There was a laugh in his eyes as he asked himself what might be termed an interesting question; then something more earnest came over his face, and he stood a second with the pretty costly embroideries in his hand, with a smile that was almost tender, though it was still much more amused. “I suppose we do,” he concluded at last; “at least quite as much as is ever worth while. Passions don’t do for the drawing-room, as somebody says in ‘Coningsby’; besides — I would not feel a strong emotion for the universe. Bad style always, and more detrimental to ‘condition,’ as Tom would say, than three bottles of brandy!”
He was so little near what he dreaded, at present at least, that the scarlet jacket was tossed down again, and gave him no dreams of his fair and titled embroideress.

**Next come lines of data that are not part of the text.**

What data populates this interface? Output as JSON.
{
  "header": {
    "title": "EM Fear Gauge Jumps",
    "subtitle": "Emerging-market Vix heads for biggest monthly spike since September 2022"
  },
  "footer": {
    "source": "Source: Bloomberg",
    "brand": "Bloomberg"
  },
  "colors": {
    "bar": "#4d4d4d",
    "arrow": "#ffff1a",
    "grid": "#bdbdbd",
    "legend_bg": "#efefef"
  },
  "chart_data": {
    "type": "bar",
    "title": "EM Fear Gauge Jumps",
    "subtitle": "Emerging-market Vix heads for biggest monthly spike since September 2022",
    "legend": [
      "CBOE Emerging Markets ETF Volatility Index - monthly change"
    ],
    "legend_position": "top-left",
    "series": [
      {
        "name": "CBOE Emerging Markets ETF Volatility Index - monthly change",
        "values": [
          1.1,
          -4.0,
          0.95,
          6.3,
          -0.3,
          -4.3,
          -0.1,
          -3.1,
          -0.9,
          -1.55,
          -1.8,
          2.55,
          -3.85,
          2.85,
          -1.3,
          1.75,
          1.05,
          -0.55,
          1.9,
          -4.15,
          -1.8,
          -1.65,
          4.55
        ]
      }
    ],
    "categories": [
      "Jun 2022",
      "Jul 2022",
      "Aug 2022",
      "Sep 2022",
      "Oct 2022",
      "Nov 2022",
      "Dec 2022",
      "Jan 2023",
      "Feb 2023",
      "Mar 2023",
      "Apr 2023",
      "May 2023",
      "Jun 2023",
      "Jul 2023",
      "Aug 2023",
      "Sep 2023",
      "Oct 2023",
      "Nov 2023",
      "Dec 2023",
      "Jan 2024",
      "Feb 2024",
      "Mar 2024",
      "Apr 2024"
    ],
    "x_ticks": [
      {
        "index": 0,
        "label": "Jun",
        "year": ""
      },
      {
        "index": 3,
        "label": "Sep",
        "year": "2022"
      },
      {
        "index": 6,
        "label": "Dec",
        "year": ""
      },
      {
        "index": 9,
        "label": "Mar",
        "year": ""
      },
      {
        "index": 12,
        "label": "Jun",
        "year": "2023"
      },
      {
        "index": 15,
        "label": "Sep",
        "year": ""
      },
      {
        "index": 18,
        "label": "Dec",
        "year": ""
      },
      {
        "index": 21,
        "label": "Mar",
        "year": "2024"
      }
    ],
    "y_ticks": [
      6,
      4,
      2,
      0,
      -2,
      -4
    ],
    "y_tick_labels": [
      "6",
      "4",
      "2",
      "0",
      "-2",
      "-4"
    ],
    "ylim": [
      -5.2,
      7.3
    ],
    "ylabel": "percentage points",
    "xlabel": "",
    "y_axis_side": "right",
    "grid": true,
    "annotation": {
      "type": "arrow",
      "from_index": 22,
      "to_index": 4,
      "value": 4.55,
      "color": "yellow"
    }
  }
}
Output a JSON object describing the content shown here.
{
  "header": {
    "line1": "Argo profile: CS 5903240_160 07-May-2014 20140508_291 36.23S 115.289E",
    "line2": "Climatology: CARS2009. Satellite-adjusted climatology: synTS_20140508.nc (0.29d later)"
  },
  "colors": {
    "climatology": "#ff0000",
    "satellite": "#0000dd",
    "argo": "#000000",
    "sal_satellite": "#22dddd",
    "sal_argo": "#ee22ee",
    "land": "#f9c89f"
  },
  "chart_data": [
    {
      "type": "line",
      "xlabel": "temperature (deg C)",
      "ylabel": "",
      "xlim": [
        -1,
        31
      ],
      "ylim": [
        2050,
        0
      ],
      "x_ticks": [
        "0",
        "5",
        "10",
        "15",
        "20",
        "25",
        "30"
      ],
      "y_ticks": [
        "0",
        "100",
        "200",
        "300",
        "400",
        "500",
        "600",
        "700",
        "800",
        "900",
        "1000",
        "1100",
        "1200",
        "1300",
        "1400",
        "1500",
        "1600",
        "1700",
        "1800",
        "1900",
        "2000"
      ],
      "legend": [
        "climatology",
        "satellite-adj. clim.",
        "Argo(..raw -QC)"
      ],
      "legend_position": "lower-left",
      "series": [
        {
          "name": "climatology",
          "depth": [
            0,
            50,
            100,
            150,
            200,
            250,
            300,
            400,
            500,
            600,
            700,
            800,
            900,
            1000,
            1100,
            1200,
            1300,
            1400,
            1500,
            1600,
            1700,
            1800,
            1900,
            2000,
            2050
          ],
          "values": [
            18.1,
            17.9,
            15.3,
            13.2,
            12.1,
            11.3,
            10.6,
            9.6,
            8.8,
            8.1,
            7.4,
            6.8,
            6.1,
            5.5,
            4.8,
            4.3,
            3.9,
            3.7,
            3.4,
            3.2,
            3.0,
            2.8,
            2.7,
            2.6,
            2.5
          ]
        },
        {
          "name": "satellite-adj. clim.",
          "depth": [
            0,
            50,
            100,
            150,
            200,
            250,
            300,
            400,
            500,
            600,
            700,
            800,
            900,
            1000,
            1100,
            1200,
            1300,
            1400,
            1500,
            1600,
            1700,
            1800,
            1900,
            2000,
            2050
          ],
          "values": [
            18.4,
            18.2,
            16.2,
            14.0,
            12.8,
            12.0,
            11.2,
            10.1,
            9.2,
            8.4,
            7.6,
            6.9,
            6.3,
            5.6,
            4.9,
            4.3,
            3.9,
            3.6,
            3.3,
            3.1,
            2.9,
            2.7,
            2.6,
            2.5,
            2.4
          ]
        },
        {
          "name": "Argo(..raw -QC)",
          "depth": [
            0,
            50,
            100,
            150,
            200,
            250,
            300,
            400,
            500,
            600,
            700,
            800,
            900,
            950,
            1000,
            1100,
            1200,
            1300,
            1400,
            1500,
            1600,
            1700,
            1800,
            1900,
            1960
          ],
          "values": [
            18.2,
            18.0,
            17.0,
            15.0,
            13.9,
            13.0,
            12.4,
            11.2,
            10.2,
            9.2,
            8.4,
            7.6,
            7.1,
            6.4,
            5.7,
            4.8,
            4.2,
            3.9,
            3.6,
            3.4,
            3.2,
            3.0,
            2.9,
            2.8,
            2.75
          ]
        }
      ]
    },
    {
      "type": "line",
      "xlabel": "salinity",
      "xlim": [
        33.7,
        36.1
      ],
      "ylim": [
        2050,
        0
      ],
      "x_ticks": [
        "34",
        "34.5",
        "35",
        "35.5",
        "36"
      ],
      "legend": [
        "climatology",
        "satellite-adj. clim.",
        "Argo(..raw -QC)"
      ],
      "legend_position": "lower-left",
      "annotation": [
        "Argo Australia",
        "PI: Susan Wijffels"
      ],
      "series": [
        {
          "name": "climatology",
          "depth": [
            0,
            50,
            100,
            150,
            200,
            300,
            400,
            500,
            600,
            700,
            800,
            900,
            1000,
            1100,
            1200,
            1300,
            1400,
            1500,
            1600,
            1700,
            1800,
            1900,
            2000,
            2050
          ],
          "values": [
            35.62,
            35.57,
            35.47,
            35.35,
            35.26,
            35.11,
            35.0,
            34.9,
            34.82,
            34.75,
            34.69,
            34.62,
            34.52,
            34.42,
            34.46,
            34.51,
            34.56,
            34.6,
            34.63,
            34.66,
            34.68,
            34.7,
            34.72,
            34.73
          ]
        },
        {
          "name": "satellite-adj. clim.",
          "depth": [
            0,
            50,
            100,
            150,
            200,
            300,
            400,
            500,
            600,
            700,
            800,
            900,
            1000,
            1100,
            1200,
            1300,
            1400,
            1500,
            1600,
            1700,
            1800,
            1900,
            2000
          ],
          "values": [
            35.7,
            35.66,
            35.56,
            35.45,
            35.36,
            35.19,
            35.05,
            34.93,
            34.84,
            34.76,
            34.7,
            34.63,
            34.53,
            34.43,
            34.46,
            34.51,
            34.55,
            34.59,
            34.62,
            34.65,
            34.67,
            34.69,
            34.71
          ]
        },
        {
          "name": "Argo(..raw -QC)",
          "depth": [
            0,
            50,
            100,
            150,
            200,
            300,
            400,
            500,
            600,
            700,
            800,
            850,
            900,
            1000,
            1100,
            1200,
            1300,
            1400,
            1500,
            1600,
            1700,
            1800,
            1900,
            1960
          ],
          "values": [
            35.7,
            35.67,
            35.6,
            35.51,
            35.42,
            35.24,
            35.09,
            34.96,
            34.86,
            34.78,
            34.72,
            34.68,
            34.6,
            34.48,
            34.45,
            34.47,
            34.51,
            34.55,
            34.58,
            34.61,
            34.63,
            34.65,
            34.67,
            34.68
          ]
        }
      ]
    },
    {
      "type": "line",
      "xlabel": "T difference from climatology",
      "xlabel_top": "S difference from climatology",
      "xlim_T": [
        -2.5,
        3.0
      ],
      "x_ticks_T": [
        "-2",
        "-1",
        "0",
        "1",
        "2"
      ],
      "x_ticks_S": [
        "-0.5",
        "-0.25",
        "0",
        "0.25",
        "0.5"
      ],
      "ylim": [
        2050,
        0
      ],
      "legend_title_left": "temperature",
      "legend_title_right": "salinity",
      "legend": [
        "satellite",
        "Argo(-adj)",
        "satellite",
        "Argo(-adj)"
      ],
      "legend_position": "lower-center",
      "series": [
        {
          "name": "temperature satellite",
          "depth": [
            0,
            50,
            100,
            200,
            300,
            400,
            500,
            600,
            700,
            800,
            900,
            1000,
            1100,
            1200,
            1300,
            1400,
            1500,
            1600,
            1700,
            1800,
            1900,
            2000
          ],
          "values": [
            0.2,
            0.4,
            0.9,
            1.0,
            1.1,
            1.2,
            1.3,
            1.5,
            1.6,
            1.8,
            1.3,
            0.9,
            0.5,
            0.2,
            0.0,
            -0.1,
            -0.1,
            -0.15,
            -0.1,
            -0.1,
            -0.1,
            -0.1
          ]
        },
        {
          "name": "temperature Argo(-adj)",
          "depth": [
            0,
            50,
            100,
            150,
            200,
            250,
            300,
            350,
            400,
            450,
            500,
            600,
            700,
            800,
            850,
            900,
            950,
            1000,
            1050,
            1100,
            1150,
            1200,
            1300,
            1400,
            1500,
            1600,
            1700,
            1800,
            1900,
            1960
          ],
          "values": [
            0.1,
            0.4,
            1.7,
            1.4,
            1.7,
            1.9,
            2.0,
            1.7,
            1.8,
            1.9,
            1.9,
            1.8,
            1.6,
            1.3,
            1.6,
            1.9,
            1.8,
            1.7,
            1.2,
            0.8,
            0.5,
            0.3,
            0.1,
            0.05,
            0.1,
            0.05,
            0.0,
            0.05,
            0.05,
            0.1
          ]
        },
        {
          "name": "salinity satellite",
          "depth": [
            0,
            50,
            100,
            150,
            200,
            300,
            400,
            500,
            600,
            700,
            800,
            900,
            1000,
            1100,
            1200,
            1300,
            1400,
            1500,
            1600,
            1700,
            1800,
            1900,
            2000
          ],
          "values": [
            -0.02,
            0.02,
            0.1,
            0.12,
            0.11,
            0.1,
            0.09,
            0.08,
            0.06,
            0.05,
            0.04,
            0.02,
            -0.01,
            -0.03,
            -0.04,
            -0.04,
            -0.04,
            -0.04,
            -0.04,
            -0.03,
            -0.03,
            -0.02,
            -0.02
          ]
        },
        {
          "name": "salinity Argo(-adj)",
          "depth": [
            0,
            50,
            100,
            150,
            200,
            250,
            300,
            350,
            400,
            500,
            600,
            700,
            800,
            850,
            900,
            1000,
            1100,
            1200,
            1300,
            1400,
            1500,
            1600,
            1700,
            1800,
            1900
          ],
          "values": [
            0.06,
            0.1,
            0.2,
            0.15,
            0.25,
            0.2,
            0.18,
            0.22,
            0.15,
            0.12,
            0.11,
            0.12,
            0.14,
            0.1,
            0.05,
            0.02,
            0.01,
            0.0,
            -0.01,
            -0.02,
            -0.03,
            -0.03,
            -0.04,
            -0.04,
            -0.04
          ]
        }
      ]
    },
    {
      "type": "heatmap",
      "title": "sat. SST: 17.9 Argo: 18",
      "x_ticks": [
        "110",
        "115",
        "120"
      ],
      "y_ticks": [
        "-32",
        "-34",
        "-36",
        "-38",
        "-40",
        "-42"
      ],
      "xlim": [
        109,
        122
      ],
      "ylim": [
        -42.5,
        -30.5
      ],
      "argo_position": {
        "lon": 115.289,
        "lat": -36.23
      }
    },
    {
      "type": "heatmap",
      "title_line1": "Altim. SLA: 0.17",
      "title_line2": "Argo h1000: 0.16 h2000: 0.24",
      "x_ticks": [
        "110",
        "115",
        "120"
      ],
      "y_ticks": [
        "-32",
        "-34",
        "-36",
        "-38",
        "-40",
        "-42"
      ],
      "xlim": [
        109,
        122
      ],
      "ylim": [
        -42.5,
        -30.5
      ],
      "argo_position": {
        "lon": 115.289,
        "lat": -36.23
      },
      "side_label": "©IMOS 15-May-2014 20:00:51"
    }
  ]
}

He looked out, the last thing, at some ominous clouds drifting heavily up before the dawn, and the state of the weather, and the chance of its being rainy, filled his thoughts, to the utter exclusion of the donor of that bright gold-laden dainty gift. “I hope to goodness there won’t be any drenching shower. Forest King can stand ground as hard as a slate, but if there’s one thing he’s weak in it’s slush!” was Bertie’s last conscious thought, as he stretched his limbs out and fell sound asleep.